I suddenly came to my senses. What? That evening I had won 100,000 florins! Whatever did I need more for? I fell upon the banknotes, crumpled them into my pocket without counting them, raked up all my gold coins and all the rolls, and ran out of the casino. Everybody around laughed as I made my way through the halls, looking at my bulging pockets and my unsteady gait from the weight of the gold. I think that it was well over half a pood.7 Several hands stretched out towards me; I doled it out by the handful, as much as I happened to grab. Two Jews stopped me by the exit.
‘You are bold! You are very bold!’ they said to me. ‘But you must leave tomorrow morning without fail, as early as possible, otherwise you will lose absolutely everything …’
I didn’t listen to them. The avenue was so dark that you couldn’t make out your hands in front of your face. It was half a verst to the hotel. I had never been afraid of thieves or robbers before, even when I was little; I didn’t give them any thought now. I don’t remember though what I was thinking about as I made my way; I had no thoughts about anything. I felt some sort of terrible delight at my good fortune, victory, power – I don’t know how to express it. I also glimpsed Polina’s image fleetingly; I remembered and was conscious of one fact: that I was going to her, that I would meet her now and tell her, show her … but I scarcely recalled what she had said to me earlier or why I had gone, and all of those recent sensations, which I had experienced just an hour and a half ago, now seemed something long past, remedied, superseded – something we would no longer remember, because now everything would begin anew. Almost at the end of the avenue I was seized by fear: ‘What if I’m robbed and murdered right now?’ My fear doubled with each step. I was almost running. Suddenly at the end of the avenue our hotel flashed into view all at once, illuminated by innumerable lights. Thank God – home!
I ran up to my floor and quickly opened the door. Polina was there, sitting on my sofa, arms folded, with a lighted candle in front of her. She looked at me with amazement and, to be sure, at that moment I looked rather strange. I stopped in front of her and began tossing my money on to the table in a pile.
CHAPTER 15
I remember she looked in my face with a terrible intensity, but without moving from where she was sitting, without even changing her position.
‘I won 200,000 francs,’ I cried, as I tossed down the last roll. An enormous pile of banknotes and rolls of gold coins took up the whole table; I couldn’t take my eyes off it; there were moments when I completely forgot about Polina.
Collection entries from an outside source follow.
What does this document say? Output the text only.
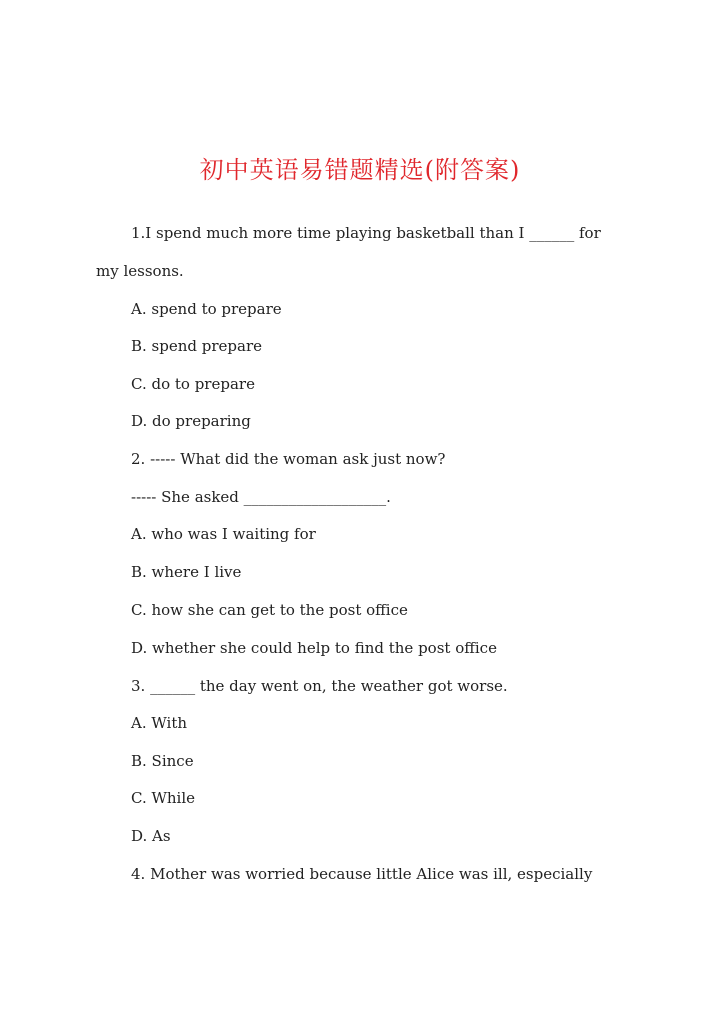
初中英语易错题精选(附答案)
1.I spend much more time playing basketball than I ______ for
my lessons.
A. spend to prepare
B. spend prepare
C. do to prepare
D. do preparing
2. ----- What did the woman ask just now?
----- She asked ___________________.
A. who was I waiting for
B. where I live
C. how she can get to the post office
D. whether she could help to find the post office
3. ______ the day went on, the weather got worse.
A. With
B. Since
C. While
D. As
4. Mother was worried because little Alice was ill, especially
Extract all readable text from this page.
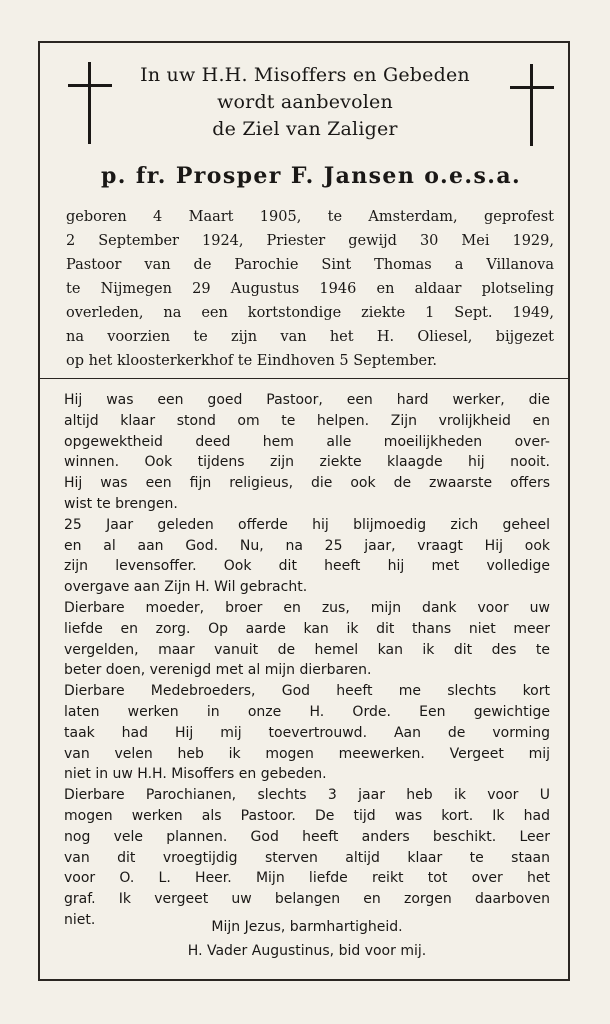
In uw H.H. Misoffers en Gebeden
wordt aanbevolen
de Ziel van Zaliger
p. fr. Prosper F. Jansen o.e.s.a.
geboren 4 Maart 1905, te Amsterdam, geprofest
2 September 1924, Priester gewijd 30 Mei 1929,
Pastoor van de Parochie Sint Thomas a Villanova
te Nijmegen 29 Augustus 1946 en aldaar plotseling
overleden, na een kortstondige ziekte 1 Sept. 1949,
na voorzien te zijn van het H. Oliesel, bijgezet
op het kloosterkerkhof te Eindhoven 5 September.
Hij was een goed Pastoor, een hard werker, die
altijd klaar stond om te helpen. Zijn vrolijkheid en
opgewektheid deed hem alle moeilijkheden over-
winnen. Ook tijdens zijn ziekte klaagde hij nooit.
Hij was een fijn religieus, die ook de zwaarste offers
wist te brengen.
25 Jaar geleden offerde hij blijmoedig zich geheel
en al aan God. Nu, na 25 jaar, vraagt Hij ook
zijn levensoffer. Ook dit heeft hij met volledige
overgave aan Zijn H. Wil gebracht.
Dierbare moeder, broer en zus, mijn dank voor uw
liefde en zorg. Op aarde kan ik dit thans niet meer
vergelden, maar vanuit de hemel kan ik dit des te
beter doen, verenigd met al mijn dierbaren.
Dierbare Medebroeders, God heeft me slechts kort
laten werken in onze H. Orde. Een gewichtige
taak had Hij mij toevertrouwd. Aan de vorming
van velen heb ik mogen meewerken. Vergeet mij
niet in uw H.H. Misoffers en gebeden.
Dierbare Parochianen, slechts 3 jaar heb ik voor U
mogen werken als Pastoor. De tijd was kort. Ik had
nog vele plannen. God heeft anders beschikt. Leer
van dit vroegtijdig sterven altijd klaar te staan
voor O. L. Heer. Mijn liefde reikt tot over het
graf. Ik vergeet uw belangen en zorgen daarboven
niet.	Mijn Jezus, barmhartigheid.
H. Vader Augustinus, bid voor mij.
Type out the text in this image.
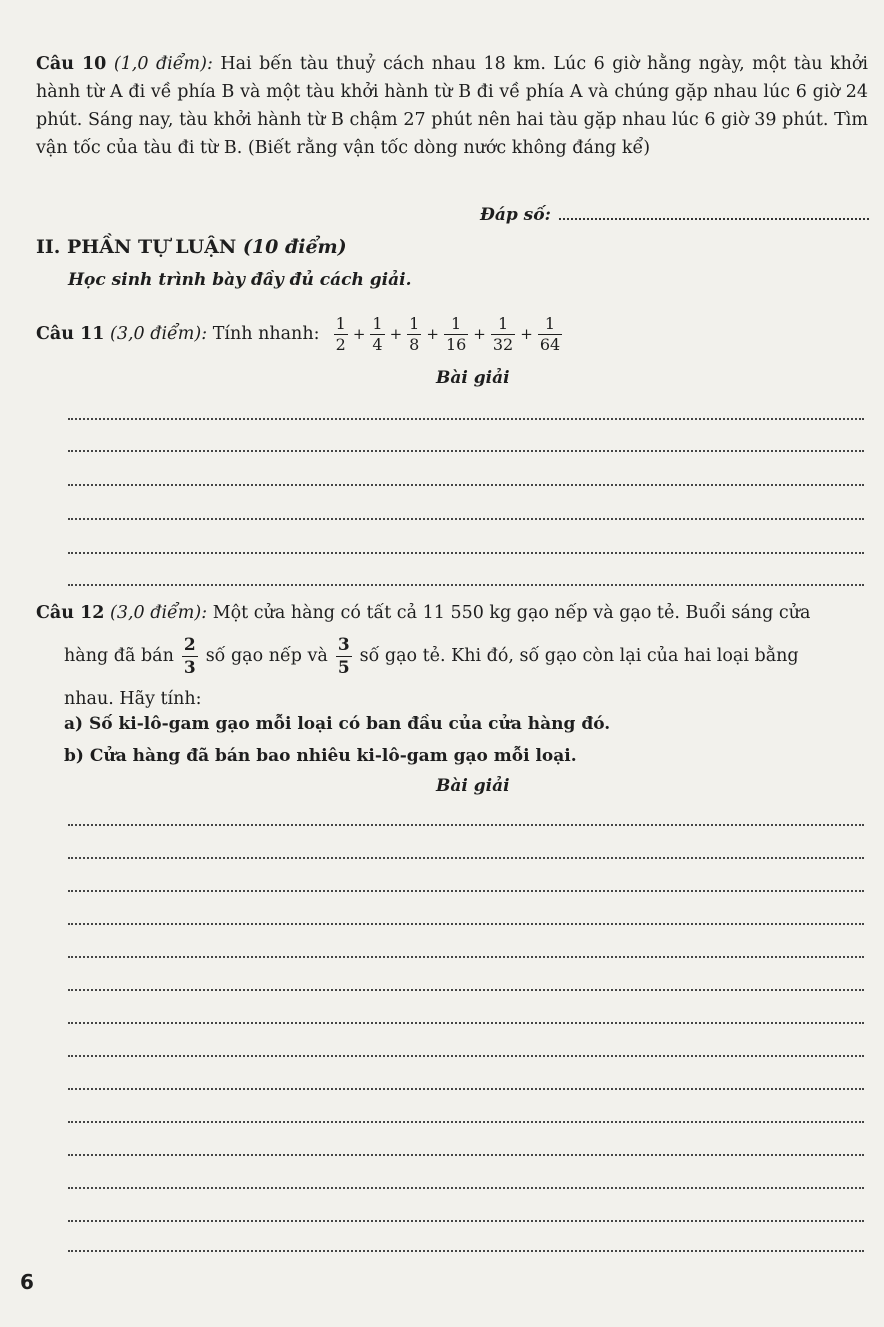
Câu 10 (1,0 điểm): Hai bến tàu thuỷ cách nhau 18 km. Lúc 6 giờ hằng ngày, một tàu khởi hành từ A đi về phía B và một tàu khởi hành từ B đi về phía A và chúng gặp nhau lúc 6 giờ 24 phút. Sáng nay, tàu khởi hành từ B chậm 27 phút nên hai tàu gặp nhau lúc 6 giờ 39 phút. Tìm vận tốc của tàu đi từ B. (Biết rằng vận tốc dòng nước không đáng kể)
Đáp số:
II. PHẦN TỰ LUẬN (10 điểm)
Học sinh trình bày đầy đủ cách giải.
Câu 11
(3,0 điểm):
Tính nhanh:
$\frac{1}{2} + \frac{1}{4} + \frac{1}{8} + \frac{1}{16} + \frac{1}{32} + \frac{1}{64}$
Bài giải
Câu 12
(3,0 điểm):
Một cửa hàng có tất cả 11 550 kg gạo nếp và gạo tẻ. Buổi sáng cửa
hàng đã bán $\frac{2}{3}$ số gạo nếp và $\frac{3}{5}$ số gạo tẻ. Khi đó, số gạo còn lại của hai loại bằng
nhau. Hãy tính:
a) Số ki-lô-gam gạo mỗi loại có ban đầu của cửa hàng đó.
b) Cửa hàng đã bán bao nhiêu ki-lô-gam gạo mỗi loại.
Bài giải
6
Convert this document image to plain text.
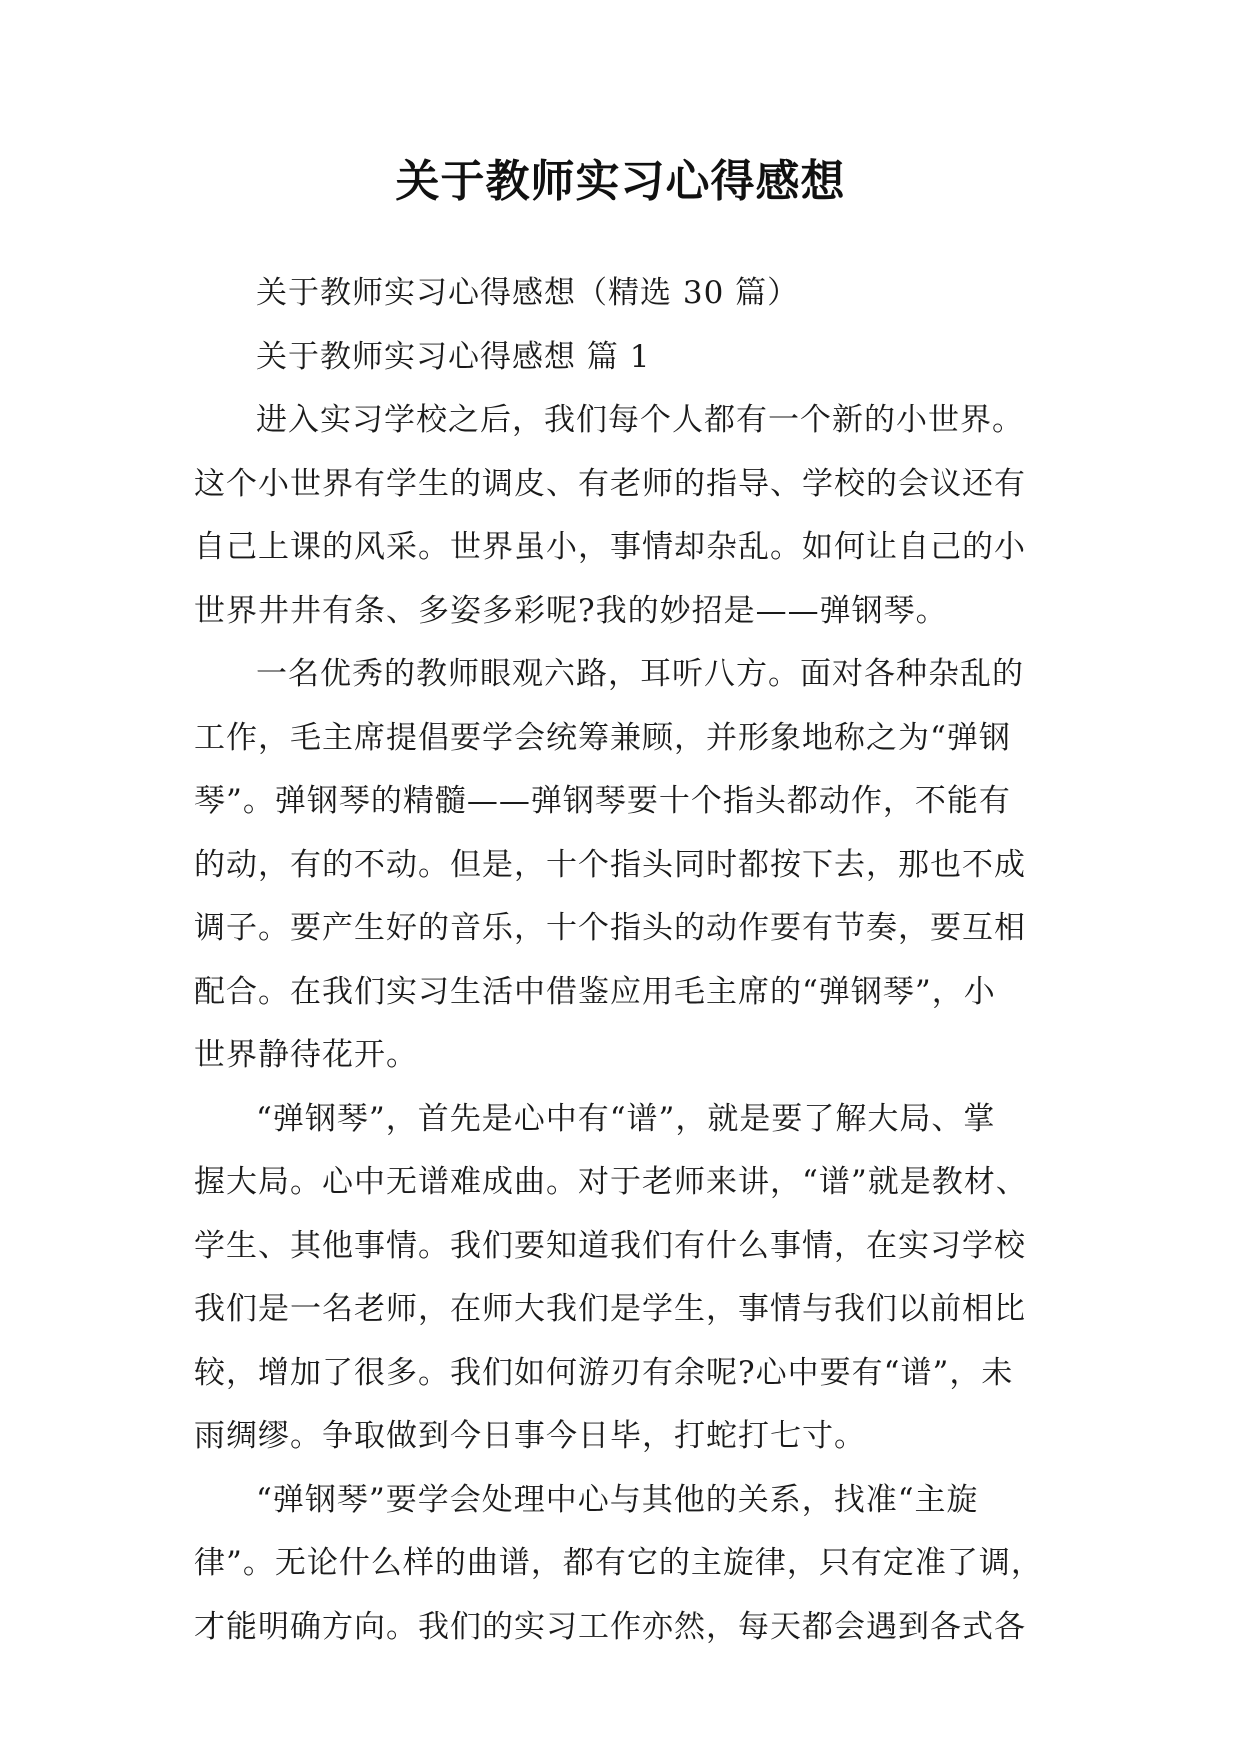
关于教师实习心得感想
关于教师实习心得感想（精选 30 篇）
关于教师实习心得感想 篇 1
进入实习学校之后，我们每个人都有一个新的小世界。
这个小世界有学生的调皮、有老师的指导、学校的会议还有
自己上课的风采。世界虽小，事情却杂乱。如何让自己的小
世界井井有条、多姿多彩呢?我的妙招是——弹钢琴。
一名优秀的教师眼观六路，耳听八方。面对各种杂乱的
工作，毛主席提倡要学会统筹兼顾，并形象地称之为“弹钢
琴”。弹钢琴的精髓——弹钢琴要十个指头都动作，不能有
的动，有的不动。但是，十个指头同时都按下去，那也不成
调子。要产生好的音乐，十个指头的动作要有节奏，要互相
配合。在我们实习生活中借鉴应用毛主席的“弹钢琴”，小
世界静待花开。
“弹钢琴”，首先是心中有“谱”，就是要了解大局、掌
握大局。心中无谱难成曲。对于老师来讲，“谱”就是教材、
学生、其他事情。我们要知道我们有什么事情，在实习学校
我们是一名老师，在师大我们是学生，事情与我们以前相比
较，增加了很多。我们如何游刃有余呢?心中要有“谱”，未
雨绸缪。争取做到今日事今日毕，打蛇打七寸。
“弹钢琴”要学会处理中心与其他的关系，找准“主旋
律”。无论什么样的曲谱，都有它的主旋律，只有定准了调，
才能明确方向。我们的实习工作亦然，每天都会遇到各式各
Now I’d start putting these heaps of banknotes in order by making a stack of them, then I’d separate all the gold coins into one general pile; then I’d stop all that and begin pacing quickly about the room, then fall deep into thought, and then suddenly I’d walk over to the table again, and begin counting my money all over again. Suddenly it was as if I had come to my senses, and I rushed to the door and quickly locked it, turning the key around twice. Then I paused to reflect in front of my suitcase.
‘Should I put it in my suitcase tomorrow?’ I asked, suddenly turning to Polina, and suddenly remembering about her. She was still sitting, without moving, in the same place, but she was watching me intently. The expression on her face was somehow strange; I didn’t like that look! I would not be wrong if I were to say that there was hatred in it.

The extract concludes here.